Protocole de Palerme
Le Canada est signataire du Protocole pour prévenir, réprimer et punir la traite des personnes, en particulier des femmes et des enfants, complétant la Convention des Nations Unies contre le crime organisé transnational (également connu comme le Protocole de Palerme). Comme suggéré par son nom, cet instrument considère la traite comme un crime plutôt qu’un problème des droits humains. Dès lors, les victimes de la traite seraient négligées. Néanmoins, le Protocole contient l’Article 6 : l’Assistance et la protection des victimes de la traite des personnes (qui envisage de mettre en œuvre des mesures en vue d’assurer le rétablissement physique, psychologique et social des victimes de la traite des personnes ) et l’Article 7 : le statut des victimes de la traite des personnes dans les États d’accueil ( l’article demande aux États d’envisager l’adoption des mesures qui « permettent aux victimes de la traite des personnes de rester sur son territoire, à titre temporaire ou permanent, lorsqu’il y a lieu.»)

 

Le Canada a des obligations de droits humains envers les victimes de la traite des personnes et des devoirs particuliers envers les enfants, sur la base de la Convention des Droits de l’Enfant.

 

L’entente sur le tiers pays sûr
Les gouvernements du Canada et des États-Unis ont signé une entente sur le tiers pays sûr en décembre 2002 et sa mise en application est actuellement en préparation. L’accord priverait les réfugiés, sauf quelques exceptions, du droit de revendiquer le statut de réfugiés à la frontière des États-Unis avec le Canada. La fermeture de cette porte aux réfugiés va en toute probabilité en jeter quelques-uns entre les mains des passeurs et des trafiquants qui offriront, moyennant un prix, des voies irrégulières et potentiellement dangereuses d’entrer au Canada pour faire leur revendication.

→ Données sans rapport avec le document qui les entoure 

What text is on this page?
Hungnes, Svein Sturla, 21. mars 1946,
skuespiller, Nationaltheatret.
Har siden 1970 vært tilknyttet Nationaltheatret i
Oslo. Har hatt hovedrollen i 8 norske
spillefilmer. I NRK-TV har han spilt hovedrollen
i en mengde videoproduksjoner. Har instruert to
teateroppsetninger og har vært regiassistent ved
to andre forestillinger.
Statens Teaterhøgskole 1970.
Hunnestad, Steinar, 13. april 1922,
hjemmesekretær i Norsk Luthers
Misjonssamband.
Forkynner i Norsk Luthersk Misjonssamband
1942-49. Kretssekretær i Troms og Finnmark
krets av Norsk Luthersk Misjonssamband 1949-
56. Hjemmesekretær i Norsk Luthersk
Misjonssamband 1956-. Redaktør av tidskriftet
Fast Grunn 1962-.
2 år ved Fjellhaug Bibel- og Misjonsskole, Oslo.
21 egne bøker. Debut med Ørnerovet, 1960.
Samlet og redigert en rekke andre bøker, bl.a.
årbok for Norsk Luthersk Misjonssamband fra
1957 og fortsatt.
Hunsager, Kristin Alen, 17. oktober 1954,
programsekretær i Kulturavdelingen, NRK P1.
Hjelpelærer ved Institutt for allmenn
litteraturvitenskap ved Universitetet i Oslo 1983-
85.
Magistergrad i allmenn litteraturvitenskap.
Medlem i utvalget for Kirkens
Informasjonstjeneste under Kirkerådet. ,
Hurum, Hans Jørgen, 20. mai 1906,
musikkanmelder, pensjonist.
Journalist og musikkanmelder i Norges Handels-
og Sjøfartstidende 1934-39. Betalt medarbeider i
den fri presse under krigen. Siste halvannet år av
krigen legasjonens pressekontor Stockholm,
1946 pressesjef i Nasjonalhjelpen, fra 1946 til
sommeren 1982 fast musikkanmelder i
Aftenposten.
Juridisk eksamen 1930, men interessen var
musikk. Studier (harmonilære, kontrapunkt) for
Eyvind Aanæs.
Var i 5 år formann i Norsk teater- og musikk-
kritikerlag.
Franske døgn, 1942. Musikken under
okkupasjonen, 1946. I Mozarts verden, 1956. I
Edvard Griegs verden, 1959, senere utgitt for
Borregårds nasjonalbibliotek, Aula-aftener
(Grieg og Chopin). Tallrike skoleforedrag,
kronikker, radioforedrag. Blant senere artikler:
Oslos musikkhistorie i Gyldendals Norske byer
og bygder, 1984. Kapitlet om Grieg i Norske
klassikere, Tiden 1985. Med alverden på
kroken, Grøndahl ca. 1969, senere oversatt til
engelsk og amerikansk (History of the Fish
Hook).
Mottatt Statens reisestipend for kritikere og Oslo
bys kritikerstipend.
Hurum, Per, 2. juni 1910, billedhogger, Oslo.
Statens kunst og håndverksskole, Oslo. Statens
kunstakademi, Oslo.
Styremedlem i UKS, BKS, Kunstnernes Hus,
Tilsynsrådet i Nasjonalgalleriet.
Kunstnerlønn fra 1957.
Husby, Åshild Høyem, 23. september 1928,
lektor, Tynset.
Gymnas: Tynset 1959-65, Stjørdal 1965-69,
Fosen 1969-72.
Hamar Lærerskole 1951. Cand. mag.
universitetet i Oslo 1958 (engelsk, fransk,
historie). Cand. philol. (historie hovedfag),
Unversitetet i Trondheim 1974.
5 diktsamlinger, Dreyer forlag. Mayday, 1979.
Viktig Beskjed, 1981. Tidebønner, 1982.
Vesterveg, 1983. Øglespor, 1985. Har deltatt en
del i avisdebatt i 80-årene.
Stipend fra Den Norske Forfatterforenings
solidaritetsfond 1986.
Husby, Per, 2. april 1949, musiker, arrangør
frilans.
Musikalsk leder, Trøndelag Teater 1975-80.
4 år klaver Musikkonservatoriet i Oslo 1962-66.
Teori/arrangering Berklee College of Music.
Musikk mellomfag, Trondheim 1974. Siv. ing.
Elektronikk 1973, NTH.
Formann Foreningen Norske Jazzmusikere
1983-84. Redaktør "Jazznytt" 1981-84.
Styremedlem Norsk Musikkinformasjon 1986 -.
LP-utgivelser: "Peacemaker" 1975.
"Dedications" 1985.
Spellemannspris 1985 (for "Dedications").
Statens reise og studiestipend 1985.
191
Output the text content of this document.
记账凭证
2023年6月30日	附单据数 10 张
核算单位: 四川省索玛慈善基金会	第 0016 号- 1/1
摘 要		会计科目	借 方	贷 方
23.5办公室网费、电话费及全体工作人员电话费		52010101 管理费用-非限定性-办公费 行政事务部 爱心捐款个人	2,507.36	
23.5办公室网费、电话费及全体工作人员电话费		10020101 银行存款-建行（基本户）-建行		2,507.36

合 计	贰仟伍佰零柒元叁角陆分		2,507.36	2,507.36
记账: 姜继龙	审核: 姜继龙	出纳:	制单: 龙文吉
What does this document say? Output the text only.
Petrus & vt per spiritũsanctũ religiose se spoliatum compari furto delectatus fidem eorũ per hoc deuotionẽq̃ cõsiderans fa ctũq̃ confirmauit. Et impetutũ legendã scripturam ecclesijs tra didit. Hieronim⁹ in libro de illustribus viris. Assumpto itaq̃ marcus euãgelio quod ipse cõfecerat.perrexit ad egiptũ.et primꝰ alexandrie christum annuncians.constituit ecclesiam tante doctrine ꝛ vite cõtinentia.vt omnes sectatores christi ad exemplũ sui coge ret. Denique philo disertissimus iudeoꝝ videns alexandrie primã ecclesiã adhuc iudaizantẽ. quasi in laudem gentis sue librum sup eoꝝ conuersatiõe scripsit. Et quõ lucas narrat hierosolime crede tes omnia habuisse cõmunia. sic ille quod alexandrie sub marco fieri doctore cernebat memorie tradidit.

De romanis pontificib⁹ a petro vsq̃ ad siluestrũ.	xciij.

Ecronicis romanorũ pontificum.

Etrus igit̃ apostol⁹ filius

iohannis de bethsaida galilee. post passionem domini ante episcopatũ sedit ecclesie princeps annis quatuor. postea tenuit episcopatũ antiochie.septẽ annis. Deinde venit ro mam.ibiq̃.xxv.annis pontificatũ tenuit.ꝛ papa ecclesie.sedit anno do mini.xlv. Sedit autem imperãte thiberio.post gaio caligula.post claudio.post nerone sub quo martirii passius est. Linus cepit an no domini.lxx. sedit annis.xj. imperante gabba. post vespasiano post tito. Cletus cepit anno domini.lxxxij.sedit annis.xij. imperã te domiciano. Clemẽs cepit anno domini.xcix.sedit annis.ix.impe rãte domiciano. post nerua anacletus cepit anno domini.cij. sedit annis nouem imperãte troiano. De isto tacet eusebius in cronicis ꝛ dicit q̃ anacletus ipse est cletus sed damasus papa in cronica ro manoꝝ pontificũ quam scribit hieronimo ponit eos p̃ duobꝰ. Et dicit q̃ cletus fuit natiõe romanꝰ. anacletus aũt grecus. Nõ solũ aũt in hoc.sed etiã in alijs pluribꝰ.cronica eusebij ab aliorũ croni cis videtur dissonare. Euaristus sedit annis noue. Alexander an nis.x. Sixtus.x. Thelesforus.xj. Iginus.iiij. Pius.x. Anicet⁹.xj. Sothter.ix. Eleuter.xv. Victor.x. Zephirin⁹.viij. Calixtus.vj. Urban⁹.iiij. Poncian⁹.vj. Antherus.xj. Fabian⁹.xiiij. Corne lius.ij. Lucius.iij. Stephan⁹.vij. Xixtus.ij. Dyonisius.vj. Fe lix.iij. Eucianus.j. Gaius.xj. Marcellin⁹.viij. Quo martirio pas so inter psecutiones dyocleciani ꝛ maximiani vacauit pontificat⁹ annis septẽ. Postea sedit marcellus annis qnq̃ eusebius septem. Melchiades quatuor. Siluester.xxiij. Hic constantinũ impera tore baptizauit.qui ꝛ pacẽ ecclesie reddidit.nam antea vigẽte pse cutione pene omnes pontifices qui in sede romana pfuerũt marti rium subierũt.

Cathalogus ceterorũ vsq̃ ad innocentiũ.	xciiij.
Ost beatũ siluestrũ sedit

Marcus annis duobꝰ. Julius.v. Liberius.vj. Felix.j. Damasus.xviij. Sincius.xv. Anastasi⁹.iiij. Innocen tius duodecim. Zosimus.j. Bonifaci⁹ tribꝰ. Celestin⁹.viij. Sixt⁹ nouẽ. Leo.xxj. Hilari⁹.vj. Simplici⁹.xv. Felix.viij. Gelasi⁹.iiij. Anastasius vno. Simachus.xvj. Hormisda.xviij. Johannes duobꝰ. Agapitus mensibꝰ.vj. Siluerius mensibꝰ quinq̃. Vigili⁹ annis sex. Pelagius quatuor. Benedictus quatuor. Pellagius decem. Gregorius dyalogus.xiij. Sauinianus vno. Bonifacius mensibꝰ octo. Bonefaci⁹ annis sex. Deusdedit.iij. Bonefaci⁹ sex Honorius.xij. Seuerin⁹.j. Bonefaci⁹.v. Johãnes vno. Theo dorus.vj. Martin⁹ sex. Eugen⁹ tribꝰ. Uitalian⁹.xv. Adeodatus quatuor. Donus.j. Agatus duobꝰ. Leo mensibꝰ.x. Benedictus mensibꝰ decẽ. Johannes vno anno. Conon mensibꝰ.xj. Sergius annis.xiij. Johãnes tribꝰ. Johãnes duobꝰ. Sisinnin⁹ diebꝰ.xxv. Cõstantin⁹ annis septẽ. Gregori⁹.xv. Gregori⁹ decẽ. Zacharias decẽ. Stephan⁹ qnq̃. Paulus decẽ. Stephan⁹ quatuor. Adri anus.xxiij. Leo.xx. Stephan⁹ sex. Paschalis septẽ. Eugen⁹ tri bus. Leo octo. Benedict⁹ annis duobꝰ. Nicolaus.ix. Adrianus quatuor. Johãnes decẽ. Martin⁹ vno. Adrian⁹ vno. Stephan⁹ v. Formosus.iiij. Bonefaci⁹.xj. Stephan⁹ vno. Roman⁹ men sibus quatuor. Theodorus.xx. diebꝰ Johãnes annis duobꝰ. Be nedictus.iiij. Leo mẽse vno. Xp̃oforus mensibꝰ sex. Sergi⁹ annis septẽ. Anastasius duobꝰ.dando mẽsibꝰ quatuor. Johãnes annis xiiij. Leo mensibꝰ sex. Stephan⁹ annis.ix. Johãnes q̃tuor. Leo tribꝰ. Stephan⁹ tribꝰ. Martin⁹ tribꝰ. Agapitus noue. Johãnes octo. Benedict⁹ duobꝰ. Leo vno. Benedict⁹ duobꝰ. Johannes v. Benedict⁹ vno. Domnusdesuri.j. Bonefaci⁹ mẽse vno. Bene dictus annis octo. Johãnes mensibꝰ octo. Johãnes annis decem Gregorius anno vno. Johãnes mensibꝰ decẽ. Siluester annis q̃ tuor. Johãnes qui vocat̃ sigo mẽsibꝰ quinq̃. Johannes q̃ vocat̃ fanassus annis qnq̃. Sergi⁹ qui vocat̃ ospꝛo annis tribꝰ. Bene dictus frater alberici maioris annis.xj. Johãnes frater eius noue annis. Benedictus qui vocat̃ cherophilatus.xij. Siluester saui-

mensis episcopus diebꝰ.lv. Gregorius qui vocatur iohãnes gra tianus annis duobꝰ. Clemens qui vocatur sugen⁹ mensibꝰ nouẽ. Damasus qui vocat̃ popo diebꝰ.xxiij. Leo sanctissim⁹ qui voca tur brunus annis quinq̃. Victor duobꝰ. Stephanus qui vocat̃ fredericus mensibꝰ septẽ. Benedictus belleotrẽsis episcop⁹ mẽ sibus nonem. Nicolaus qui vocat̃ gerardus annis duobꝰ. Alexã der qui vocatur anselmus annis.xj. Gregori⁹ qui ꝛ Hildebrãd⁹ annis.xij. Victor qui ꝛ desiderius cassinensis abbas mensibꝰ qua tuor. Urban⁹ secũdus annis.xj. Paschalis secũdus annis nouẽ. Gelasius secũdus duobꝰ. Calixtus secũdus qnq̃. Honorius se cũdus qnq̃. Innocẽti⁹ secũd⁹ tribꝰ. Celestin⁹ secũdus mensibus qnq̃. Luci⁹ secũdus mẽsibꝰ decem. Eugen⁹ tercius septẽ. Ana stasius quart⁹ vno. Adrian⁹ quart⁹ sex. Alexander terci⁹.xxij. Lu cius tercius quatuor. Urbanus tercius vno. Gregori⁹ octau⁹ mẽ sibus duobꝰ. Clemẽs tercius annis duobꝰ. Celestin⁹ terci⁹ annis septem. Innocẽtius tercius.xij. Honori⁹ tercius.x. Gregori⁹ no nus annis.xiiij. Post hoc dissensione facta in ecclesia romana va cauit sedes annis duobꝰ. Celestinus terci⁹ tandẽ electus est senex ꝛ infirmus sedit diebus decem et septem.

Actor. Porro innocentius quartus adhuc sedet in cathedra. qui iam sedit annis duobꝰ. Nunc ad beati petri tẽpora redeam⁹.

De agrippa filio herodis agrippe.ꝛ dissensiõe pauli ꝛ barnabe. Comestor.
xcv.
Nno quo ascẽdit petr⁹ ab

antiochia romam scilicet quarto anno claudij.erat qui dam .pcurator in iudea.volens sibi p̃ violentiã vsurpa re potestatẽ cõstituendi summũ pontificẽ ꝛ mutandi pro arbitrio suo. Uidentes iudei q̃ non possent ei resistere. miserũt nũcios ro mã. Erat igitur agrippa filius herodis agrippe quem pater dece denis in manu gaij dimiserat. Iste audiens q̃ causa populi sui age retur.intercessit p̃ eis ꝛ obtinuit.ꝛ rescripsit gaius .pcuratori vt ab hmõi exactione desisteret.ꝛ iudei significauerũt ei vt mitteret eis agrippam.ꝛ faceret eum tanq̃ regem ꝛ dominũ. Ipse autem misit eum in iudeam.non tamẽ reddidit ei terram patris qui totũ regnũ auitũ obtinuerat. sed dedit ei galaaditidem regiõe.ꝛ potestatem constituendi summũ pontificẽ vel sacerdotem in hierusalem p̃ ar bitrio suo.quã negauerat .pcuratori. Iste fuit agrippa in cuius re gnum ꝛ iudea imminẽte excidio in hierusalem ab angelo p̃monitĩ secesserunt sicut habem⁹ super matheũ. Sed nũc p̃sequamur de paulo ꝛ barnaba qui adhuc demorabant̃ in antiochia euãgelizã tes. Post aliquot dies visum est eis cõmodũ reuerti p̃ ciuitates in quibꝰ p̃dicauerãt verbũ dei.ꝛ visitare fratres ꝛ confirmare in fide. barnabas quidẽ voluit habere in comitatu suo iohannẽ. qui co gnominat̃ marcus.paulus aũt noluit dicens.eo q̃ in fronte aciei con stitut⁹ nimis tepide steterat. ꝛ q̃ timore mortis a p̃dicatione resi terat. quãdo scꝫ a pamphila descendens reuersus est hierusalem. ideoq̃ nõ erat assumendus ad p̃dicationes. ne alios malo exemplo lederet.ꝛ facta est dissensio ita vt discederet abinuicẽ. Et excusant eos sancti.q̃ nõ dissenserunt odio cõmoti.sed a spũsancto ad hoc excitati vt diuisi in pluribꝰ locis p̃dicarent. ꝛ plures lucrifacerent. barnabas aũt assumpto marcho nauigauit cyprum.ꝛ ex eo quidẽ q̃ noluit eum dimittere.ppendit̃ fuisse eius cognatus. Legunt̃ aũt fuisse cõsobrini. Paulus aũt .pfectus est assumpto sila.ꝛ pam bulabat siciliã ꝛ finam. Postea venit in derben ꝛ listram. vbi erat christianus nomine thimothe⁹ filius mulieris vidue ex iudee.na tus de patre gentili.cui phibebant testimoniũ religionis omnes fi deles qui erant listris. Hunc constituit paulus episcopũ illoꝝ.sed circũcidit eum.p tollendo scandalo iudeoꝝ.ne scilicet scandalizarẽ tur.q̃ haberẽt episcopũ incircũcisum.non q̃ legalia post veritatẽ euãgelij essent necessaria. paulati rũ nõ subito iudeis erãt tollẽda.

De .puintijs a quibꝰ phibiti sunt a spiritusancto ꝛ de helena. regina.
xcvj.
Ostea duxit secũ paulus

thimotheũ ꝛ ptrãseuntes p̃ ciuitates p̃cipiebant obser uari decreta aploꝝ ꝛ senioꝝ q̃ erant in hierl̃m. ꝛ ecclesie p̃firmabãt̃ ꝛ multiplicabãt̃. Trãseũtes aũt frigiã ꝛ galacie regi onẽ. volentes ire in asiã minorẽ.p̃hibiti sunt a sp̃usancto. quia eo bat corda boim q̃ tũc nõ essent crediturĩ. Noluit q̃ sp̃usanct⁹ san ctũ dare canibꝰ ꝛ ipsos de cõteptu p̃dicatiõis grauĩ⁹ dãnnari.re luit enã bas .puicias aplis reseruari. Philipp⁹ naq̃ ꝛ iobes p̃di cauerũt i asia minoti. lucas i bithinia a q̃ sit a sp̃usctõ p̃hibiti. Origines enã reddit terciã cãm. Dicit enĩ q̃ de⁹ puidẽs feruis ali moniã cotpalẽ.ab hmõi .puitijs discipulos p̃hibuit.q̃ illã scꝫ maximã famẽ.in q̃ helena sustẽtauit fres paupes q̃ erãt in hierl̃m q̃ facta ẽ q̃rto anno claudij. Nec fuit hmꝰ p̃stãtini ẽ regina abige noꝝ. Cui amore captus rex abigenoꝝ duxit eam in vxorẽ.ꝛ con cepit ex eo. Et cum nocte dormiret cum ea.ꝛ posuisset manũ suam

Le Comité permanent de la Citoyenneté et de l’Immigration a soulevé ses inquiétudes concernant ce danger dans son rapport sur le tiers pays sûr en décembre 2002.

 

Le projet du CCR sur la traite
Le Conseil canadien pour les réfugiés a lancé son projet en 2003 dans le but de développer la capacité des ONG canadiennes de répondre adéquatement aux besoins des personnes victimes de la traite au Canada, surtout les femmes et les filles, et d’œuvrer pour l’éradication du travail forcé au Canada. Le projet a organisé une série de rencontres, à l’échelle régionale et pan-canadienne, afin de consulter les ONG, de réseauter et d’élaborer des recommandations.  Un rapport, La traite des Femmes et des Filles, Rapport des réunions, a été publié et est disponible au www.ccrweb.ca/trafffr.htm. Depuis lors, le projet a soutenu la poursuite des réunions dans les régions, se fixant comme objectif de faire avancer les recommandations, surtout en ce qui a trait à la sensibilisation du public et à la promotion de mesures de protection des personnes victimes de la traite.